Lectrice 01 : Arlia Eien.

Acteurs : Duo, Quatre, Hilde, Catherine, Trowa, Heero, Relena

Note d'auteur : Début d'écriture mars 2009


Chapitre 2


Au bout de deux heures, Duo revient avec un homme d'une cinquantaine d'années, les cheveux grisonnants, les traits taillés au burin.

Hilde se trouve maintenant dans le hangar à laver un lot de petites voitures en métal. Elle les secoue dans la bassine remplie d'eau savonneuse. Elle a un vieux drap à côté d'elle pour les essuyer, il y a aussi une vieille brosse à dents pour récurer des endroits plus sales.

-« Si tu te mets en ménage, je comprends que tu veuilles agrandir. Explique-moi ce que tu veux faire ! » Dit l'homme en passant dans le hangar.

Maxwell reprend ses explications en donnant les détails.

-« J'aurais mis des poutres dans les murs porteurs pour créer des planchers, une trappe dans un coin et une échelle pour y accéder. »

-« C'est d'accord et tu voulais payer un loyer pour les deux ? » Questionne le propriétaire en montrant le hangar du doigt.

-« Non, juste pour le hangar. Je vous propose cinq cents crédits le mois, je suis en train d'en faire une surface commerciale. » Admet Duo en l'entraînant vers le hangar.

La maison est prise entre le hangar et la décharge, le tout entre deux voies de circulation.

-« Et rien pour la maison ? » S'étonne l'homme.

-« Je vous surveille la décharge la nuit et si je pars la maison a pris de la plus value. Elle fait trois pièces maintenant et elle a des commodités à la place d'un trou dans le sol. » Rappelle Maxwell.

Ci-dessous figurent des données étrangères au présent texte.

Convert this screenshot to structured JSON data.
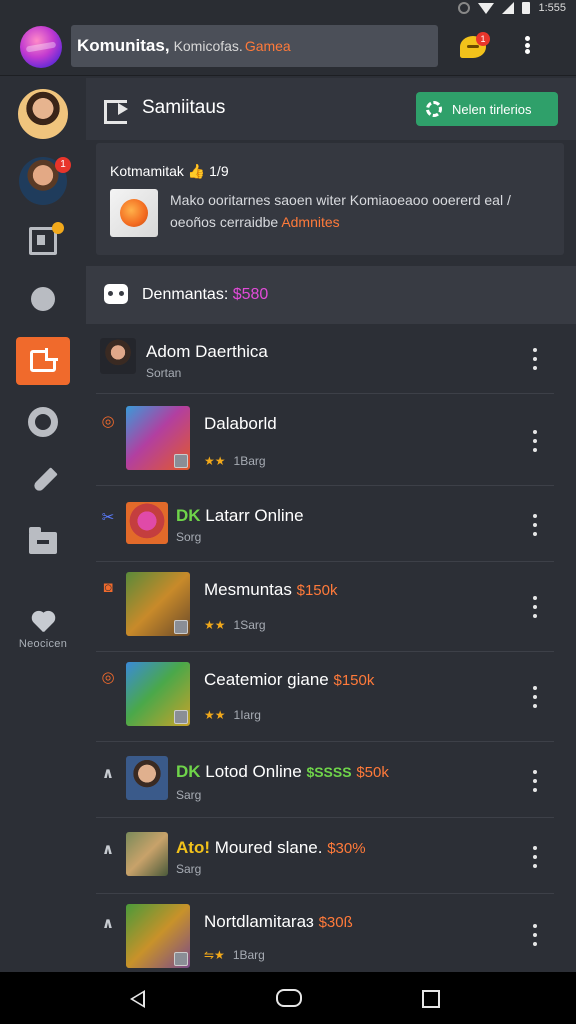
{
  "status_bar": {
    "time": "1:555"
  },
  "header": {
    "search_title": "Komunitas,",
    "search_sub": "Komicofas.",
    "search_accent": "Gamea",
    "notification_count": "1"
  },
  "sidebar": {
    "avatar2_badge": "1",
    "bottom_label": "Neocicen"
  },
  "main_header": {
    "title": "Samiitaus",
    "button_label": "Nelen tirlerios"
  },
  "card": {
    "title": "Kotmamitak",
    "title_icon": "👍",
    "title_count": "1/9",
    "text": "Mako ooritarnes saoen witer Komiaoeaoo ooererd eal / oeoños cerraidbe",
    "text_highlight": "Admnites"
  },
  "section": {
    "title": "Denmantas:",
    "amount": "$580"
  },
  "rows": [
    {
      "marker": "",
      "prefix": "",
      "name": "Adom Daerthica",
      "price": "",
      "stars": "",
      "sub": "Sortan"
    },
    {
      "marker": "◎",
      "prefix": "",
      "name": "Dalaborld",
      "price": "",
      "stars": "★★",
      "sub": "1Barg"
    },
    {
      "marker": "✂",
      "prefix": "DK",
      "name": "Latarr Online",
      "price": "",
      "stars": "",
      "sub": "Sorg"
    },
    {
      "marker": "◙",
      "prefix": "",
      "name": "Mesmuntas",
      "price": "$150k",
      "stars": "★★",
      "sub": "1Sarg"
    },
    {
      "marker": "◎",
      "prefix": "",
      "name": "Ceatemior giane",
      "price": "$150k",
      "stars": "★★",
      "sub": "1Iarg"
    },
    {
      "marker": "∧",
      "prefix": "DK",
      "name": "Lotod Online",
      "badge": "$SSSS",
      "price": "$50k",
      "stars": "",
      "sub": "Sarg"
    },
    {
      "marker": "∧",
      "prefix": "Ato!",
      "name": "Moured slane.",
      "price": "$30%",
      "stars": "",
      "sub": "Sarg"
    },
    {
      "marker": "∧",
      "prefix": "",
      "name": "Nortdlamitaraɜ",
      "price": "$30ß",
      "stars": "⇋★",
      "sub": "1Barg"
    }
  ],
  "colors": {
    "accent_orange": "#f06a2c",
    "accent_green": "#2fa06a",
    "price_orange": "#ff7a3a",
    "amount_pink": "#e14bd8"
  }
}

-« Fais-moi une quatrième pièce et on est d'accord. Il y aura cinq pour cent d'augmentation par an pour le loyer du hangar. » Lâche le propriétaire en tendant la main pour sceller l'accord.

-« Un pour cent d'augmentation et les étagères ainsi que les travaux dans le hangar pour le transformer en magasin, je les laisse si je pars. Je propose un préavis d'un an pour l'un comme pour l'autre. » Répond Duo en reproduisant le geste de l'homme.

Le propriétaire réfléchit une bonne trentaine de secondes avant de serrer la main du brocanteur.

-« Je vous fais les papiers d'accord en double exemplaires et nous les signerons. » Dit Duo en lâchant la main de l'homme.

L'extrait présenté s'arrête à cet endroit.